Jonathan Creek star Alan Davies has a confession, he can’t do any magic tricks.

“I tried it when I was a kid and I had no aptitude for it at all,” laughs the comedian, who previewed new show Little Victories in front of a sold-out Cramphorn Theatre audience last night.

“When I first got the part I read a few books, but I never practiced magic. I could never do any tricks or sleight of hand or anything, it’s the sort of stuff that takes hundreds of hours of dedication that I just don’t have.”

Is it true the title of the new show comes from him trying to get his dad to eat blackcurrant jam?

“I don’t want to give away the routine... he has a limited palate, he also thinks Indian food would make him ill. It would drive us mad as children – it’s almost pathological,” laughs QI’s Davies.

“He’s just decided he doesn’t like certain things. We had plenty of jam at home – strawberry, raspberry, apricot – it was jam a-go-go, but he would refuse to eat jam made of blackcurrant, the finest of all the currants. So we set him a trap... It’s a classic little victory.”

As a new show develops, he says, you’re always looking for a title, a line from one of the routines that sums it up. As a storyteller rather than a gag writer, his stuff tends to be quite autobiographical too.

While working on his previous show - the critically acclaimed Life Is Pain, his first live tour in over a decade - his children were babies.

“Now it’s much more about the harsh reality of child rearing, how you never have sex with your wife anymore, never get to go out and you’d secretly like to bury them in the garden.

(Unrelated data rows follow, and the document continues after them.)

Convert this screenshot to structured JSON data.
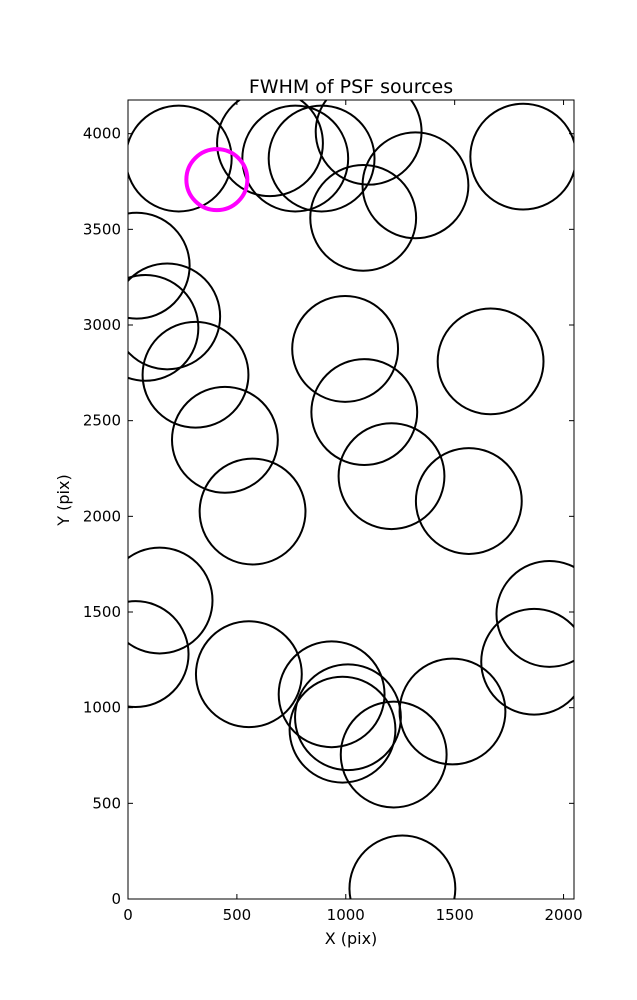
{
  "chart_data": {
    "type": "scatter",
    "title": "FWHM of PSF sources",
    "xlabel": "X (pix)",
    "ylabel": "Y (pix)",
    "xlim": [
      0,
      2048
    ],
    "ylim": [
      0,
      4176
    ],
    "xticks": [
      0,
      500,
      1000,
      1500,
      2000
    ],
    "yticks": [
      0,
      500,
      1000,
      1500,
      2000,
      2500,
      3000,
      3500,
      4000
    ],
    "grid": false,
    "marker": "open circle",
    "series": [
      {
        "color": "#000000",
        "points": [
          {
            "x": 233,
            "y": 3870,
            "r": 243
          },
          {
            "x": 652,
            "y": 3950,
            "r": 243
          },
          {
            "x": 768,
            "y": 3870,
            "r": 243
          },
          {
            "x": 889,
            "y": 3870,
            "r": 243
          },
          {
            "x": 1105,
            "y": 4010,
            "r": 243
          },
          {
            "x": 1320,
            "y": 3730,
            "r": 243
          },
          {
            "x": 1080,
            "y": 3560,
            "r": 243
          },
          {
            "x": 1815,
            "y": 3880,
            "r": 243
          },
          {
            "x": 40,
            "y": 3310,
            "r": 243
          },
          {
            "x": 180,
            "y": 3045,
            "r": 243
          },
          {
            "x": 80,
            "y": 2985,
            "r": 243
          },
          {
            "x": 310,
            "y": 2740,
            "r": 243
          },
          {
            "x": 445,
            "y": 2400,
            "r": 243
          },
          {
            "x": 572,
            "y": 2025,
            "r": 243
          },
          {
            "x": 997,
            "y": 2875,
            "r": 243
          },
          {
            "x": 1085,
            "y": 2545,
            "r": 243
          },
          {
            "x": 1210,
            "y": 2210,
            "r": 243
          },
          {
            "x": 1565,
            "y": 2080,
            "r": 243
          },
          {
            "x": 1665,
            "y": 2810,
            "r": 243
          },
          {
            "x": 145,
            "y": 1560,
            "r": 243
          },
          {
            "x": 35,
            "y": 1280,
            "r": 243
          },
          {
            "x": 555,
            "y": 1175,
            "r": 243
          },
          {
            "x": 935,
            "y": 1070,
            "r": 243
          },
          {
            "x": 1010,
            "y": 950,
            "r": 243
          },
          {
            "x": 985,
            "y": 885,
            "r": 243
          },
          {
            "x": 1220,
            "y": 755,
            "r": 243
          },
          {
            "x": 1490,
            "y": 980,
            "r": 243
          },
          {
            "x": 1865,
            "y": 1240,
            "r": 243
          },
          {
            "x": 1935,
            "y": 1490,
            "r": 243
          },
          {
            "x": 1260,
            "y": 55,
            "r": 243
          }
        ]
      },
      {
        "color": "#ff00ff",
        "points": [
          {
            "x": 408,
            "y": 3760,
            "r": 140
          }
        ]
      }
    ]
  }
}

“As a parent (his son is almost three and his daughter just turned four) life’s full of little victories over the children - trying to get them to do what you want them to do like getting in the car seat or when they’re in stopping them kicking you in the back.

“As a kid you’re trying to get your parents to let you do stuff, so this show is about trying to get ahead - whether when I was a kid or now I’ve got kids of my own.”

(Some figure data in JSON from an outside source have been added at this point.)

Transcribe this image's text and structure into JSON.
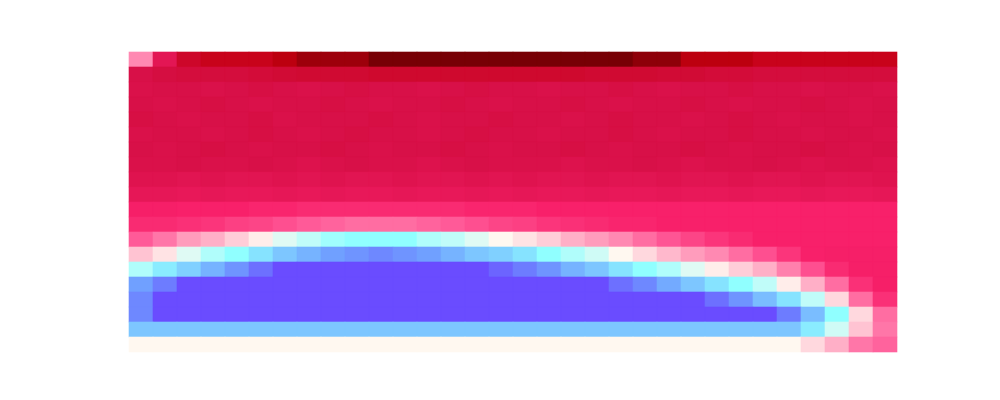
{
  "chart_data": {
    "type": "heatmap",
    "tick_labels": false,
    "zlim": [
      0,
      100
    ],
    "cells": [
      [
        60,
        35,
        22,
        18,
        18,
        18,
        14,
        10,
        10,
        10,
        5,
        5,
        5,
        5,
        5,
        5,
        5,
        5,
        5,
        5,
        5,
        8,
        8,
        14,
        14,
        14,
        18,
        18,
        18,
        18,
        18,
        18
      ],
      [
        30,
        28,
        27,
        27,
        27,
        26,
        25,
        24,
        24,
        24,
        23,
        23,
        23,
        23,
        23,
        23,
        23,
        23,
        23,
        24,
        24,
        24,
        25,
        25,
        26,
        26,
        27,
        27,
        27,
        27,
        27,
        27
      ],
      [
        31,
        30,
        30,
        31,
        30,
        29,
        30,
        31,
        30,
        29,
        30,
        30,
        31,
        30,
        29,
        30,
        30,
        31,
        30,
        30,
        29,
        30,
        31,
        30,
        30,
        29,
        30,
        30,
        31,
        30,
        30,
        31
      ],
      [
        30,
        31,
        30,
        29,
        30,
        31,
        30,
        30,
        29,
        30,
        31,
        30,
        30,
        29,
        30,
        31,
        30,
        30,
        29,
        30,
        31,
        30,
        30,
        29,
        30,
        31,
        30,
        30,
        29,
        30,
        31,
        30
      ],
      [
        29,
        30,
        31,
        30,
        30,
        29,
        31,
        30,
        30,
        30,
        29,
        30,
        31,
        30,
        30,
        29,
        30,
        30,
        31,
        30,
        29,
        30,
        30,
        31,
        30,
        29,
        30,
        31,
        30,
        30,
        31,
        30
      ],
      [
        31,
        30,
        30,
        31,
        30,
        29,
        30,
        31,
        30,
        29,
        30,
        30,
        31,
        30,
        29,
        30,
        30,
        31,
        30,
        30,
        29,
        30,
        31,
        30,
        30,
        29,
        30,
        30,
        31,
        30,
        30,
        31
      ],
      [
        30,
        31,
        30,
        29,
        30,
        31,
        30,
        30,
        29,
        30,
        31,
        30,
        30,
        29,
        30,
        31,
        30,
        30,
        29,
        30,
        31,
        30,
        30,
        29,
        30,
        31,
        30,
        30,
        29,
        30,
        31,
        30
      ],
      [
        31,
        31,
        30,
        31,
        31,
        30,
        31,
        32,
        31,
        30,
        31,
        31,
        32,
        31,
        30,
        31,
        31,
        31,
        32,
        31,
        31,
        30,
        31,
        32,
        31,
        31,
        30,
        31,
        32,
        31,
        31,
        32
      ],
      [
        33,
        33,
        34,
        33,
        34,
        34,
        33,
        34,
        33,
        34,
        34,
        33,
        34,
        34,
        33,
        34,
        33,
        34,
        34,
        33,
        34,
        34,
        33,
        34,
        34,
        33,
        34,
        34,
        33,
        34,
        34,
        33
      ],
      [
        36,
        36,
        37,
        36,
        37,
        37,
        36,
        37,
        36,
        37,
        37,
        36,
        37,
        37,
        36,
        37,
        36,
        37,
        37,
        36,
        37,
        37,
        36,
        37,
        37,
        36,
        37,
        37,
        36,
        37,
        37,
        36
      ],
      [
        43,
        43,
        44,
        44,
        44,
        45,
        45,
        46,
        46,
        46,
        46,
        46,
        46,
        46,
        45,
        45,
        45,
        44,
        44,
        44,
        44,
        44,
        44,
        44,
        44,
        44,
        44,
        44,
        44,
        44,
        44,
        44
      ],
      [
        46,
        46,
        47,
        48,
        50,
        51,
        53,
        55,
        56,
        57,
        57,
        57,
        56,
        55,
        53,
        51,
        50,
        48,
        47,
        46,
        45,
        45,
        44,
        44,
        44,
        44,
        44,
        44,
        44,
        44,
        44,
        44
      ],
      [
        55,
        58,
        62,
        64,
        67,
        70,
        73,
        75,
        77,
        78,
        78,
        78,
        76,
        75,
        73,
        71,
        69,
        67,
        64,
        62,
        60,
        57,
        54,
        51,
        48,
        46,
        44,
        44,
        44,
        44,
        44,
        44
      ],
      [
        66,
        69,
        73,
        76,
        78,
        81,
        84,
        86,
        88,
        89,
        90,
        89,
        88,
        86,
        84,
        83,
        81,
        78,
        76,
        74,
        71,
        68,
        65,
        62,
        60,
        57,
        53,
        48,
        44,
        43,
        43,
        43
      ],
      [
        76,
        80,
        83,
        86,
        89,
        92,
        95,
        95,
        95,
        95,
        95,
        95,
        95,
        95,
        95,
        93,
        91,
        89,
        86,
        84,
        81,
        78,
        76,
        73,
        70,
        67,
        64,
        59,
        53,
        46,
        43,
        43
      ],
      [
        88,
        91,
        95,
        95,
        95,
        95,
        95,
        95,
        95,
        95,
        95,
        95,
        95,
        95,
        95,
        95,
        95,
        95,
        95,
        95,
        92,
        90,
        87,
        84,
        81,
        78,
        75,
        70,
        64,
        57,
        47,
        43
      ],
      [
        90,
        95,
        95,
        95,
        95,
        95,
        95,
        95,
        95,
        95,
        95,
        95,
        95,
        95,
        95,
        95,
        95,
        95,
        95,
        95,
        95,
        95,
        95,
        95,
        92,
        89,
        85,
        81,
        75,
        68,
        57,
        47
      ],
      [
        90,
        95,
        95,
        95,
        95,
        95,
        95,
        95,
        95,
        95,
        95,
        95,
        95,
        95,
        95,
        95,
        95,
        95,
        95,
        95,
        95,
        95,
        95,
        95,
        95,
        95,
        95,
        91,
        85,
        78,
        68,
        57
      ],
      [
        84,
        84,
        84,
        84,
        84,
        84,
        84,
        84,
        84,
        84,
        84,
        84,
        84,
        84,
        84,
        84,
        84,
        84,
        84,
        84,
        84,
        84,
        84,
        84,
        84,
        84,
        84,
        84,
        80,
        74,
        66,
        58
      ],
      [
        71,
        71,
        71,
        71,
        71,
        71,
        71,
        71,
        71,
        71,
        71,
        71,
        71,
        71,
        71,
        71,
        71,
        71,
        71,
        71,
        71,
        71,
        71,
        71,
        71,
        71,
        71,
        71,
        68,
        64,
        58,
        56
      ]
    ]
  }
}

Davies, who took a 10-year break from stand-up, was nervous when returning to it in 2011.

“It was difficult, especially at the beginning when I was trying to develop material and I was thinking ‘oh, I’m never going to think of anything funny’. Gradually it came together and once I got the show together I really started to enjoy it.”

Life Is Pain went down so well in Australia, New Zealand and the UK it ended up running for almost 18 months.

“It was really good fun and I got good houses... I wasn’t sure when I came back to stand-up but it’s the thing I do best, it’s my trade, what I spent several years doing before I got into radio or television,” says the multi-award winning stand-up, who started his stand-up career in 1988.

Recognisable as the star of Creek and various other things during the late 1990s made it difficult for Davies to pop into the comedy clubs like he used to and he’d also lost the love of touring - although technology these days has made it easier - so he stopped.

He’s equally honest about what spurred his return.

“I had a few disappointments, my BBC2 sitcom Whites was cancelled in 2010 after one series, which is a huge disappointment. I still don’t really understand what happened there. I really thought it was worth another series, there were scripts being developed and the cast got on really well,” says Davies, who has acted in Bob and Rose, The Brief and Morris Panych’s Auntie and Me to name a few of his many TV and stage credits.

“I also spent six months writing a book (My Favourite People 1978-1988, adapted into a three-part documentary for Channel 4 called Teenage Revolution which was also the title for the paperback) and no one bought it so I thought I’m not doing that again,” he laughs.

“If I’m going to spend six months writing I might as well spend six months writing material and do stand-up - then no-one can cancel you after one series and you’ve got control over it.”

Any message for the fans coming to see Little Victories at Cambridge Corn Exchange on April 5 and the Ipswich Regent on November 7?

“Not really... face the front,” he jokes. “The Regent is a fantastic theatre and the Corn Exchange is great as well so pack ‘em out, come on down.”

The new series of Jonathan Creek started on BBC1 last Friday.